Genomes are listed along the vertical axis and corresponding Protein Families are listed along the horizontal axis. The scale of these rows and columns may be controlled by sliding the x and/or y slider located at the axis intersection in the upper left corner of the Heatmap. Tools across the top of the heatmap provide additional functionality:

  • Full Window: Toggles between the heatmap in regular or full-window view

  • Search: Highlights genomes or protein families with matching text to the search criteria.

  • Legend: Allows changing of the color scheme of the heatmap.

  • Flip Axis: Swaps the positions (horizontal or vertical) of the Genomes and Protein Families.

  • Cluster: Reorders the Genomes and Protein Families in their respective axes to group individual cells in the heatmap together by value (color), using Pearson Correlation.

  • Advanced: Provides advanced clustering options including clustering by Protein Families or Genomes separately, or both; choosing alternate clustering algorithms; and choosing alternate clustering types.

  • Anchor: Reorders the heatmap display such that all Genomes and Protein Families are baselined (“anchored”) against the chosen genome.

In addition to the display options described above, each individual column or row within the Heatmap may be clicked and dragged to any specified position.

Accessing Heatmap Data

The following options may be accessed from a pop-up widow by clicking on any individual colored cell, any Protein Family label, or any Genome label within the Heatmap.

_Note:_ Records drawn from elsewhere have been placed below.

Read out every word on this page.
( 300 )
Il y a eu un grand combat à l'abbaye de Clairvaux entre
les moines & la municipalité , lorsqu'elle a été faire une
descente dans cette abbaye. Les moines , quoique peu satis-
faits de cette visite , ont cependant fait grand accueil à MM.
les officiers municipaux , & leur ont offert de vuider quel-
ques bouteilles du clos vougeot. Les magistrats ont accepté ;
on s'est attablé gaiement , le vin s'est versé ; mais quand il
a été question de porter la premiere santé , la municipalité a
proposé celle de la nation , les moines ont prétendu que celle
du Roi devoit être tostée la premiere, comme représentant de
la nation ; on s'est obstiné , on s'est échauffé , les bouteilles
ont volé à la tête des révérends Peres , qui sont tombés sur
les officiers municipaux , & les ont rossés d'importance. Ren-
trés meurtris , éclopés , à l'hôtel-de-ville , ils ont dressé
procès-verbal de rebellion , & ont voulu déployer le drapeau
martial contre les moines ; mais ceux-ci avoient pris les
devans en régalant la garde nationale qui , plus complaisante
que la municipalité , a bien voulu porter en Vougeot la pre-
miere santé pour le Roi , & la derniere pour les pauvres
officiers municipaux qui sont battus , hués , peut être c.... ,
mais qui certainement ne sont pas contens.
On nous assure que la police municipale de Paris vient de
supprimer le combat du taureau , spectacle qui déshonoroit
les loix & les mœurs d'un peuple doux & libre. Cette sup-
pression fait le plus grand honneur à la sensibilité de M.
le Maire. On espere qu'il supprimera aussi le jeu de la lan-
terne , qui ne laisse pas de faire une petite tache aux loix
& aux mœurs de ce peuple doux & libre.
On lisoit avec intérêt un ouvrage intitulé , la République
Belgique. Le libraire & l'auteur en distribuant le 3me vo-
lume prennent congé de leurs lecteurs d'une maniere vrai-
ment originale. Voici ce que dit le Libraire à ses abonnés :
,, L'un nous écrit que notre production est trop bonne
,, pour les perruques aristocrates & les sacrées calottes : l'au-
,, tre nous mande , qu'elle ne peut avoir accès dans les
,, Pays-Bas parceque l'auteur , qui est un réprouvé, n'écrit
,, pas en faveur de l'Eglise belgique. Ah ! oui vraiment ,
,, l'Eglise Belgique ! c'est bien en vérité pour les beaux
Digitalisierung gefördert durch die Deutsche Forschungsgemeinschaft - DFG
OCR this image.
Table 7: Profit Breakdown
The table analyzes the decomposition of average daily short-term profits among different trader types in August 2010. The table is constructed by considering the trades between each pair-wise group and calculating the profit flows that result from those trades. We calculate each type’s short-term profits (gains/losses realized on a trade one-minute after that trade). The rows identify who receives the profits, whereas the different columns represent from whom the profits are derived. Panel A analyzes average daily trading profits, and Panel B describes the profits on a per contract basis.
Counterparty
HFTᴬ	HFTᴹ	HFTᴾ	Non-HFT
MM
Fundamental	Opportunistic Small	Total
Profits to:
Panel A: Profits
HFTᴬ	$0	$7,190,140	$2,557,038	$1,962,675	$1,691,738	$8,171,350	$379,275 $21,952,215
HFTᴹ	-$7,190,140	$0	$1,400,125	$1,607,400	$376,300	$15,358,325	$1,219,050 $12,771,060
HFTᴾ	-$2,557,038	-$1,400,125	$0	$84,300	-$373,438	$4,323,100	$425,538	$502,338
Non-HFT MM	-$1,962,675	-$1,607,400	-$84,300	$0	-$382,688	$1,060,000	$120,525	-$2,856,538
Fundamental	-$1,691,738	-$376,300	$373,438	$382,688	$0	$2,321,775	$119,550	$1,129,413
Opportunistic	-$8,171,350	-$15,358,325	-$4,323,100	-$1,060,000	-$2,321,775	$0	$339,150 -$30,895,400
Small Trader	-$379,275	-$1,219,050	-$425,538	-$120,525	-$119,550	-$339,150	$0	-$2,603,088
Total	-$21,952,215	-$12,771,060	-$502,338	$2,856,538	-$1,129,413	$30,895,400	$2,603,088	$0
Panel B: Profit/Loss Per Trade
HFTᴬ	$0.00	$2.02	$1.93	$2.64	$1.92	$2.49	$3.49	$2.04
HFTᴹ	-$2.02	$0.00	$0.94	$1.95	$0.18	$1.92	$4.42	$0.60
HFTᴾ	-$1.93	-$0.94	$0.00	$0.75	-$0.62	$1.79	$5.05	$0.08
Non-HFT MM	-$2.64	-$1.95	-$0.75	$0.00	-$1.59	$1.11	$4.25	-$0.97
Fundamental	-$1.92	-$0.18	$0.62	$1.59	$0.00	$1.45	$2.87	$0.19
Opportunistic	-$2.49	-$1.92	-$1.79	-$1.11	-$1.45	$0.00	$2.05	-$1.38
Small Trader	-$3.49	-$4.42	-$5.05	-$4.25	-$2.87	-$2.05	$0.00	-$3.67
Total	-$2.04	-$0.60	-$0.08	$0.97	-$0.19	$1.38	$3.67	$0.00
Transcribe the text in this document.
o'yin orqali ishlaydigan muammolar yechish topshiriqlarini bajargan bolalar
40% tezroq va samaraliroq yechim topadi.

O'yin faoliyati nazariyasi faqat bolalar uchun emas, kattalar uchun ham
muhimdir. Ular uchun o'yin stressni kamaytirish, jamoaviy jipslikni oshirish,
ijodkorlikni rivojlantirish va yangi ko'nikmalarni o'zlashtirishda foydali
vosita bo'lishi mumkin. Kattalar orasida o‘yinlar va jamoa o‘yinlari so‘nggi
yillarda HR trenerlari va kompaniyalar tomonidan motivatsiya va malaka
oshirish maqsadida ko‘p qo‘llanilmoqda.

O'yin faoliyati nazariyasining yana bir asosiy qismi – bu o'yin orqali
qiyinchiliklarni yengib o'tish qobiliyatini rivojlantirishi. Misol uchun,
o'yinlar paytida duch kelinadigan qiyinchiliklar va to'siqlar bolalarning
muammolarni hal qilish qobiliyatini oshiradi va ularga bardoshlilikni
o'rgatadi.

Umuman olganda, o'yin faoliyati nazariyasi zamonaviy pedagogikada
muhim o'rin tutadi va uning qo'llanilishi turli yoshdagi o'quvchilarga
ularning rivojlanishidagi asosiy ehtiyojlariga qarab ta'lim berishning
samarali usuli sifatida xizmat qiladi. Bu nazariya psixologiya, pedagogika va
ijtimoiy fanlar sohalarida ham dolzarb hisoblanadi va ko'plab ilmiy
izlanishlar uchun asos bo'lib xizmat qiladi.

The same information can be collected for a whole region of interest within the Heatmap by clicking and dragging to select a group of cells.

Accessing Heatmap Data

  • Download Heatmap Data: Shows the count of proteins from each Genome assigned to each Protein Family in either a text or excel file. Note: Clicking this button from a Protein Family label will produce a file with the count for each genome assigned to that Protein Family, while clicking on this button from a Genome label will produce a file with the count for that particular genome in every Protein Family.

  • Download Proteins: Downloads the set of features associated with the chosen proteins. Download available as csv, txt, or Excel file.

  • Show Proteins: Open a feature list table containing the features associated with the chosen proteins. This view contains the same information as any feature list: Genome Name, Genome ID, RefSeq Locus Tab, Gene Symbol, protein family information, Product, length, start/stop, etc. This view also allows access to sequences, enables building of multiple sequence alignments, map IDs, etc.

  • Add Proteins to Group: button will save selected items to new, or existing, groups within the Workspace.

  • Cancel: Closes the pop-up window.

The Comparative Systems Service Tutorial provides additional information and guidance in using the Protein Family Sorter.